Howdy there, Fear.  It is so powerful.  It fills all the spaces that love lives.  Fear can motivate us to do amazing things.  It can push us to make changes, it can make us seem like we are risky and brave.  Fear can look a lot like love in some ways.  Fear can bring people together and keep them there.  Fear can create community and solidarity.  Fear can bring things to the surface, can make you feel.
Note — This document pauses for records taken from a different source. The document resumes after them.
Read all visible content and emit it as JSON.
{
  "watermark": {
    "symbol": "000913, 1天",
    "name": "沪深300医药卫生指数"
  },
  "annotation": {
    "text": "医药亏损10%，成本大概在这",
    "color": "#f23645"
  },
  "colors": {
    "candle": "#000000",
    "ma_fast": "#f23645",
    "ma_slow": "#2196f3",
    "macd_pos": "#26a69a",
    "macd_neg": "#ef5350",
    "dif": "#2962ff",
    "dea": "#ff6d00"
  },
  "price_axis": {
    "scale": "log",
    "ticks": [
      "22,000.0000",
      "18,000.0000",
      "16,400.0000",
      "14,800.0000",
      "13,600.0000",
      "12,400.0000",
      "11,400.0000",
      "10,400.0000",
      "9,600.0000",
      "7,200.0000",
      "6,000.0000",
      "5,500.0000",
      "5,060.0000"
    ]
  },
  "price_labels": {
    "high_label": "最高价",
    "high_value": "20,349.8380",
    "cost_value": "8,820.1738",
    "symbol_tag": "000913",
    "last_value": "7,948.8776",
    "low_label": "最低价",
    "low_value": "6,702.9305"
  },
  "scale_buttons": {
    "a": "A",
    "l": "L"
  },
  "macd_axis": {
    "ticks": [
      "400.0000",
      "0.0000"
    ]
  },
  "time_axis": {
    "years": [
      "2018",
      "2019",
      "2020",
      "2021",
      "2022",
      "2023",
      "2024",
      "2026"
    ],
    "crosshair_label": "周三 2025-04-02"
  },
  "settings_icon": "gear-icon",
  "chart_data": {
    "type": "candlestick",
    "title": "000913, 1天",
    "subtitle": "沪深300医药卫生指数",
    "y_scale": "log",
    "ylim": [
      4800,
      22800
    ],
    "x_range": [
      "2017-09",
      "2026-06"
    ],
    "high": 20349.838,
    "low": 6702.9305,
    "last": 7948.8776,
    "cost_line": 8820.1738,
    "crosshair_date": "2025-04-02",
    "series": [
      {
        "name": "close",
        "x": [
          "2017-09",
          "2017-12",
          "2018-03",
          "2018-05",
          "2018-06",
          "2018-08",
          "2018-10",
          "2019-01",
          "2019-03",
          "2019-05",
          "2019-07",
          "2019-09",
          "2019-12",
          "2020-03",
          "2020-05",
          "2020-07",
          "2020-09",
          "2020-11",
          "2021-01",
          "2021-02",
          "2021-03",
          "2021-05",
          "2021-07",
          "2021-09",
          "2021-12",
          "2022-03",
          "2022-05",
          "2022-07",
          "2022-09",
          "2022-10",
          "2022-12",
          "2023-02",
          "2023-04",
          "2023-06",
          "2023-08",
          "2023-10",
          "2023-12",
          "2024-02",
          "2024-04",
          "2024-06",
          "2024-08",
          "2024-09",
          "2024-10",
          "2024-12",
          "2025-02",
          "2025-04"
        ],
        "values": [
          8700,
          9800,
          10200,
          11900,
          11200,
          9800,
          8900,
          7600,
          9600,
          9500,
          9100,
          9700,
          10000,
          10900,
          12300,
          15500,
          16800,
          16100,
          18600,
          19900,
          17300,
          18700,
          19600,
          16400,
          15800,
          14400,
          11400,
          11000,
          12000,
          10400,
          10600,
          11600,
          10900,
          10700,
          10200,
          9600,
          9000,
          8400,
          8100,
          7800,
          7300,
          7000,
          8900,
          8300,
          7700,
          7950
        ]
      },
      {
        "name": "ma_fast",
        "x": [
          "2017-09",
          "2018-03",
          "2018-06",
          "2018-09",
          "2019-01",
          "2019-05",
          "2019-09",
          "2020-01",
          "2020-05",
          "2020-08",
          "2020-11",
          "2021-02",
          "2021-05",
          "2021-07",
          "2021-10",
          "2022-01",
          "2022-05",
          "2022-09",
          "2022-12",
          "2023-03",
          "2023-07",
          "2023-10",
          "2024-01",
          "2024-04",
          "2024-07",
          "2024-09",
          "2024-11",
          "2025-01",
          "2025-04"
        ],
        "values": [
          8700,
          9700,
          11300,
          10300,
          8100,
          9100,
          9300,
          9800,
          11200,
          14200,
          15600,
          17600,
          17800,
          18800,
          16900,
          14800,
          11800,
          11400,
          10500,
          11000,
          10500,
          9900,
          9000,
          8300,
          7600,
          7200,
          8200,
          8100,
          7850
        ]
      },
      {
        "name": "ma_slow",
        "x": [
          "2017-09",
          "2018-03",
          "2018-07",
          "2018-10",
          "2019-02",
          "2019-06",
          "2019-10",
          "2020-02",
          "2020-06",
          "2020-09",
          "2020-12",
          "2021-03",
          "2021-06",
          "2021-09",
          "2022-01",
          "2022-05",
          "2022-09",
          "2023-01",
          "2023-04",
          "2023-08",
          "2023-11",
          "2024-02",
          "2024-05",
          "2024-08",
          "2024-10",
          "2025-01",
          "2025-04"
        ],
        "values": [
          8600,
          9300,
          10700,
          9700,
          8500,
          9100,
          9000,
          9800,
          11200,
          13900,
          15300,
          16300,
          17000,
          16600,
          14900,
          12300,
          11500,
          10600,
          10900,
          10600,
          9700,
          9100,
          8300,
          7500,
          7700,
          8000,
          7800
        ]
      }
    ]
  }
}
Fear is humbling, fear is petrifying, fear is undeniable, fear refuses to let go.  We all use it, have it, are consumed by it at some point or another in our lives.  It is also unexpected sometimes… it just appears and brings us to our knees.  

Fear is the great mask, the great mimic.  It keeps you from doing anything that you are unfamiliar with and we say it is about having stability.  It stops you from growing your relationships, challenging what may not be serving you or working for you presently and instead of recognizing this resistance to growth as fear, we say it is because we promised to love and cherish… Love doesn't fear and fear doesn't love.  Fear makes you believe you are coming from a place that is about safety and strength when it is truly about the lack of those two things.  True strength isn't concerned with the unknowing.  True strength is the confidence to know that whatever the outcome all will be well and all will be able to be handled.  True safety is knowing that this body you are housed in is temporary and, on the grand scheme of things, that we are always ok, divinely so.  

Check your motivations.  Find out the reasons behind your decisions.  Learn to tell the difference between love and fear.  Fear leaves you with a bad taste in your mouth.  Fear keeps you depleted.  Fear is exhausting.  When you are living with fear as your guide you don't have a lot to give.  When fear is the impetus you are may feel defeated, powerless, withdrawn, nervous, lonely, desperate, angry, aggressive, irritated, pushy, self-righteous, dominating and guarded.  Your heart will be closed to most everyone, you may either feel that you know everything or that you know nothing.  Fear is extreme, fear is wild and unbalanced.  Fear is often present in most aspects of most people's lives.  Even yours.  

When you let love take over you are lifted.  You have a viewpoint that allows you to see the 8 sides of the Great Pyramid, you are flying, you rise.  See if you can feel, know, love the difference.